Once I realized that was fixed I kept playing with things to see what I could get away with, that’s all, then wound up switching to CKD, then TKD, then did both at the same time and that’s where I am now. I doubt you’d have any issues at all from adding that amount of carbs at all, let alone from veggies. I’d assume it wouldn’t even be noticable.


#21

As far as I know, yep, we are physiologically insulin resistant on keto so it’s not a good idea to suddenly binge on sugars (unless one knows what they are doing, we react to this differently) but it’s not a problem as it’s not something we stuck in. At least if healthy.

BUT my body never was into carbs, it seems. Keto didn’t ruin anything (well I did get a bit more sensitive but it’s a good thing, my body communicates better with me now), I just realized the difference.

Not all carbs are the same, of course. Sugars mess me up way easier than starches. Protein rich more or less carby plants are the best. There are individual differences.

So as so often, you need to figure out what works for you best, what are your priorities etc. Slow muscle gain is just fine for some people especially if they get serious problems when introducing carbs, even the more innocent looking ones.

I only walk, hike, cycle and lift, nothing intense or very serious. I don’t need carbs for these. I plan to try out TKD when muscle gain will get a higher priority, I surely will need all the help I can get but now it would just result in overeating, most probably. I always will be careful with sugars I suppose as I can feel them negatively immediately and I only can do anything even remotely intense activity well-fasted. But maybe it will change, maybe it already changed, I just always have my workouts well-fasted as that is most natural to me and I only feel ready for it then and when I don’t do this, it never works well.

So it has many individual factors.
And there are no good plant carbs in general.
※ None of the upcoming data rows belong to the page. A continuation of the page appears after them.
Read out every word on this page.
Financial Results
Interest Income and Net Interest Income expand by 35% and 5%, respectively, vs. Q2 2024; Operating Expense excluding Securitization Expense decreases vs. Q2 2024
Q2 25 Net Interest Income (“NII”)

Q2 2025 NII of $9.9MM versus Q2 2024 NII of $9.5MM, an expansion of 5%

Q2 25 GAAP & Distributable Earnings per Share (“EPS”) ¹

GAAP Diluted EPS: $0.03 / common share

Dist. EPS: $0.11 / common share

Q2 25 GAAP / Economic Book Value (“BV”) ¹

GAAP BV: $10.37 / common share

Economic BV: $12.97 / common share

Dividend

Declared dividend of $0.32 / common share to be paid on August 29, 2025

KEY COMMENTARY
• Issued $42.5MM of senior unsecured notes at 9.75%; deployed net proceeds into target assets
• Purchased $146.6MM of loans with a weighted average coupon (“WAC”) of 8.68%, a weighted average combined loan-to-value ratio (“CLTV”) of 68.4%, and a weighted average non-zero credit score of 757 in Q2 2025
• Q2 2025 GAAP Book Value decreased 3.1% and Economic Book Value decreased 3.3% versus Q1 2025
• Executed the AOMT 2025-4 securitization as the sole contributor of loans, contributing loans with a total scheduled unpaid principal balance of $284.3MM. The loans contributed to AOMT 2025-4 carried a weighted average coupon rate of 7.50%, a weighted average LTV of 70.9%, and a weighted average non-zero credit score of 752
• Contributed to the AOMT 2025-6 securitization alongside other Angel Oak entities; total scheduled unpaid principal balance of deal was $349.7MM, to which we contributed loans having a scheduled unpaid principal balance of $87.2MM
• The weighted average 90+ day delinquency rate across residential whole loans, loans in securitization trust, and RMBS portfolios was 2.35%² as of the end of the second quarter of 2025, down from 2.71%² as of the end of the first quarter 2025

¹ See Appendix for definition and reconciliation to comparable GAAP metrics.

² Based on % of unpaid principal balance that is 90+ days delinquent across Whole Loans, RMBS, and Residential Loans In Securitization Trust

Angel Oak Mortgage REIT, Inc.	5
Vegs make me hungry (except protein rich ones) and mess my eating up. Sugars aren’t good in bigger amounts. Starches work better but no idea if they could help with my activity, probably not at this point.

I had exactly that amount (net carbs) on my original keto. It messed me up. It was amazing when I stopped eating them. BUT it’s me, maybe it would work for you. Maybe it would be even keto as it was for me.
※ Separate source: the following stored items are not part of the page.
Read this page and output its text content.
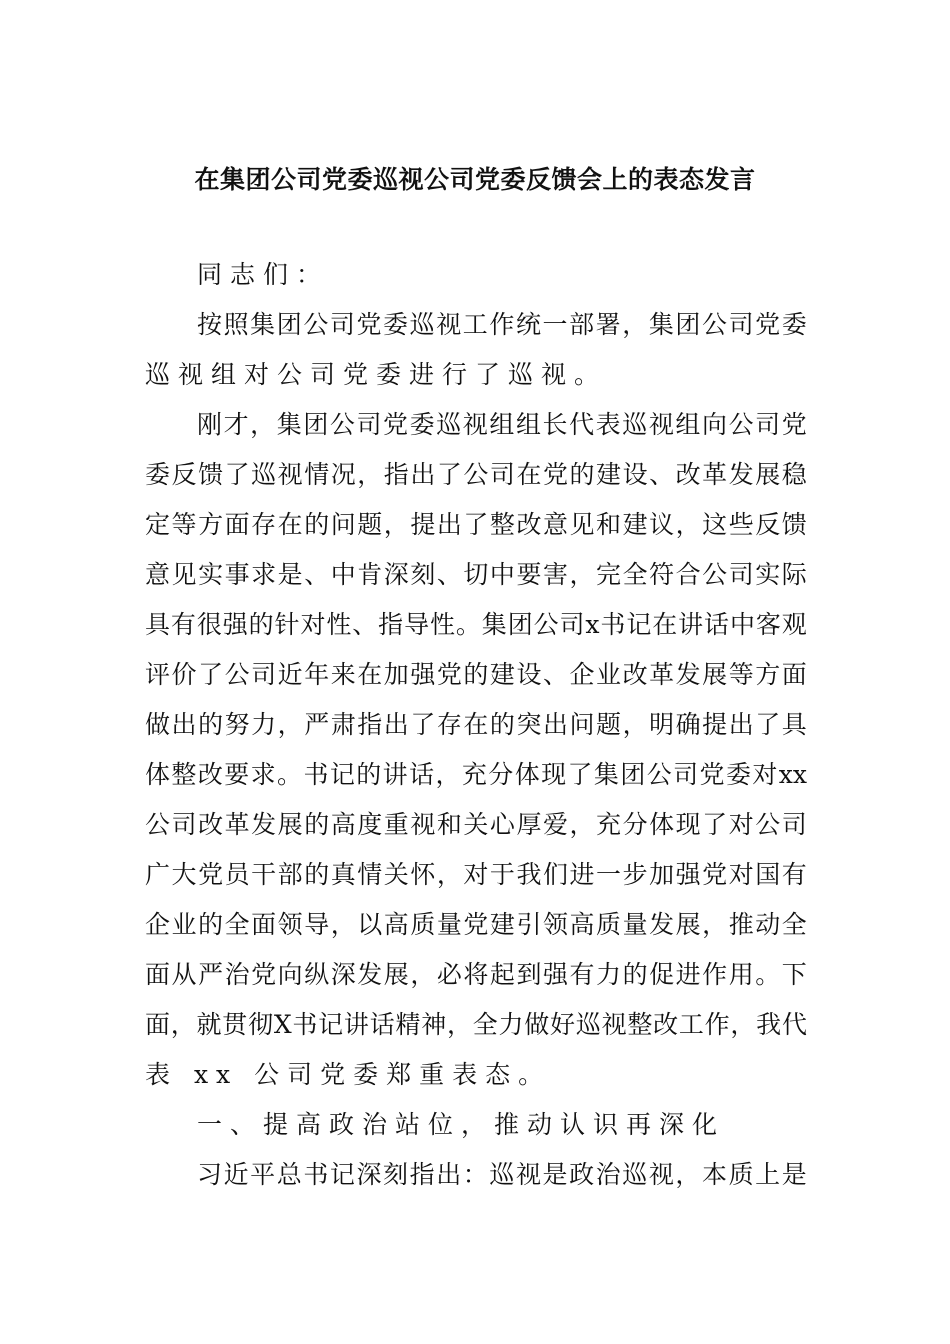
在集团公司党委巡视公司党委反馈会上的表态发言
同志们：
按 照 集 团 公 司 党 委 巡 视 工 作 统 一 部 署 ， 集 团 公 司 党 委
巡视组对公司党委进行了巡视。
刚 才 ， 集 团 公 司 党 委 巡 视 组 组 长 代 表 巡 视 组 向 公 司 党
委 反 馈 了 巡 视 情 况 ， 指 出 了 公 司 在 党 的 建 设 、 改 革 发 展 稳
定 等 方 面 存 在 的 问 题 ， 提 出 了 整 改 意 见 和 建 议 ， 这 些 反 馈
意 见 实 事 求 是 、 中 肯 深 刻 、 切 中 要 害 ， 完 全 符 合 公 司 实 际
具 有 很 强 的 针 对 性 、 指 导 性 。 集 团 公 司 x 书 记 在 讲 话 中 客 观
评 价 了 公 司 近 年 来 在 加 强 党 的 建 设 、 企 业 改 革 发 展 等 方 面
做 出 的 努 力 ， 严 肃 指 出 了 存 在 的 突 出 问 题 ， 明 确 提 出 了 具
体 整 改 要 求 。 书 记 的 讲 话 ， 充 分 体 现 了 集 团 公 司 党 委 对 xx
公 司 改 革 发 展 的 高 度 重 视 和 关 心 厚 爱 ， 充 分 体 现 了 对 公 司
广 大 党 员 干 部 的 真 情 关 怀 ， 对 于 我 们 进 一 步 加 强 党 对 国 有
企 业 的 全 面 领 导 ， 以 高 质 量 党 建 引 领 高 质 量 发 展 ， 推 动 全
面 从 严 治 党 向 纵 深 发 展 ， 必 将 起 到 强 有 力 的 促 进 作 用 。 下
面 ， 就 贯 彻 X 书 记 讲 话 精 神 ， 全 力 做 好 巡 视 整 改 工 作 ， 我 代
表 xx 公司党委郑重表态。
一、提高政治站位，推动认识再深化
习 近 平 总 书 记 深 刻 指 出 ： 巡 视 是 政 治 巡 视 ， 本 质 上 是
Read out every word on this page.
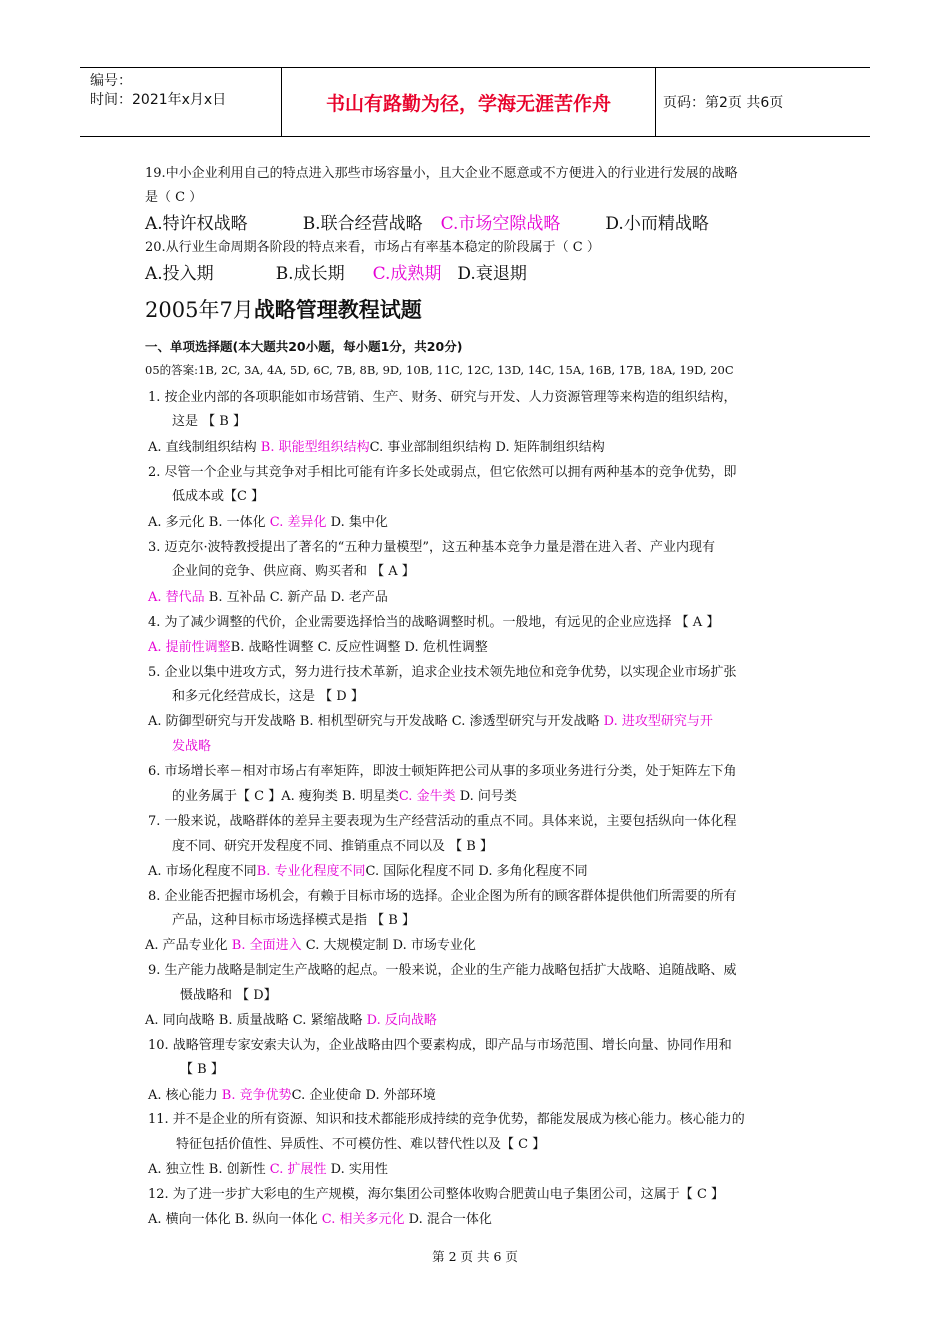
编号：
时间：2021年x月x日	书山有路勤为径，学海无涯苦作舟	页码：第2页 共6页
19.中小企业利用自己的特点进入那些市场容量小，且大企业不愿意或不方便进入的行业进行发展的战略
是（ C ）
A.特许权战略	B.联合经营战略 C.市场空隙战略	D.小而精战略
20.从行业生命周期各阶段的特点来看，市场占有率基本稳定的阶段属于（ C ）
A.投入期	B.成长期 C.成熟期 D.衰退期
2005年7月战略管理教程试题
一、单项选择题(本大题共20小题，每小题1分，共20分)
05的答案:1B, 2C, 3A, 4A, 5D, 6C, 7B, 8B, 9D, 10B, 11C, 12C, 13D, 14C, 15A, 16B, 17B, 18A, 19D, 20C
1. 按企业内部的各项职能如市场营销、生产、财务、研究与开发、人力资源管理等来构造的组织结构，
这是 【 B 】
A. 直线制组织结构 B. 职能型组织结构C. 事业部制组织结构 D. 矩阵制组织结构
2. 尽管一个企业与其竞争对手相比可能有许多长处或弱点，但它依然可以拥有两种基本的竞争优势，即
低成本或【C 】
A. 多元化 B. 一体化 C. 差异化 D. 集中化
3. 迈克尔·波特教授提出了著名的“五种力量模型”，这五种基本竞争力量是潜在进入者、产业内现有
企业间的竞争、供应商、购买者和 【 A 】
A. 替代品 B. 互补品 C. 新产品 D. 老产品
4. 为了减少调整的代价，企业需要选择恰当的战略调整时机。一般地，有远见的企业应选择 【 A 】
A. 提前性调整B. 战略性调整 C. 反应性调整 D. 危机性调整
5. 企业以集中进攻方式，努力进行技术革新，追求企业技术领先地位和竞争优势，以实现企业市场扩张
和多元化经营成长，这是 【 D 】
A. 防御型研究与开发战略 B. 相机型研究与开发战略 C. 渗透型研究与开发战略 D. 进攻型研究与开
发战略
6. 市场增长率－相对市场占有率矩阵，即波士顿矩阵把公司从事的多项业务进行分类，处于矩阵左下角
的业务属于【 C 】A. 瘦狗类 B. 明星类C. 金牛类 D. 问号类
7. 一般来说，战略群体的差异主要表现为生产经营活动的重点不同。具体来说，主要包括纵向一体化程
度不同、研究开发程度不同、推销重点不同以及 【 B 】
A. 市场化程度不同B. 专业化程度不同C. 国际化程度不同 D. 多角化程度不同
8. 企业能否把握市场机会，有赖于目标市场的选择。企业企图为所有的顾客群体提供他们所需要的所有
产品，这种目标市场选择模式是指 【 B 】
A. 产品专业化 B. 全面进入 C. 大规模定制 D. 市场专业化
9. 生产能力战略是制定生产战略的起点。一般来说，企业的生产能力战略包括扩大战略、追随战略、威
慑战略和 【 D】
A. 同向战略 B. 质量战略 C. 紧缩战略 D. 反向战略
10. 战略管理专家安索夫认为，企业战略由四个要素构成，即产品与市场范围、增长向量、协同作用和
【 B 】
A. 核心能力 B. 竞争优势C. 企业使命 D. 外部环境
11. 并不是企业的所有资源、知识和技术都能形成持续的竞争优势，都能发展成为核心能力。核心能力的
特征包括价值性、异质性、不可模仿性、难以替代性以及【 C 】
A. 独立性 B. 创新性 C. 扩展性 D. 实用性
12. 为了进一步扩大彩电的生产规模，海尔集团公司整体收购合肥黄山电子集团公司，这属于【 C 】
A. 横向一体化 B. 纵向一体化 C. 相关多元化 D. 混合一体化
第 2 页 共 6 页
IDK if a big volume of not very carby vegs can give you quick energy… But I am not knowledgeable at that so I stop it here. But fibers tend to interfere, don’t they…? I talk about before workout carbs here where speed is more important…

I never would try out CKD as it’s not my thing AT ALL. Physically, mentally, it would be horrible and impossible by my own will (HCLF is my room 101). It’s very individual I am sure. Very big nope for some of us but it works for others.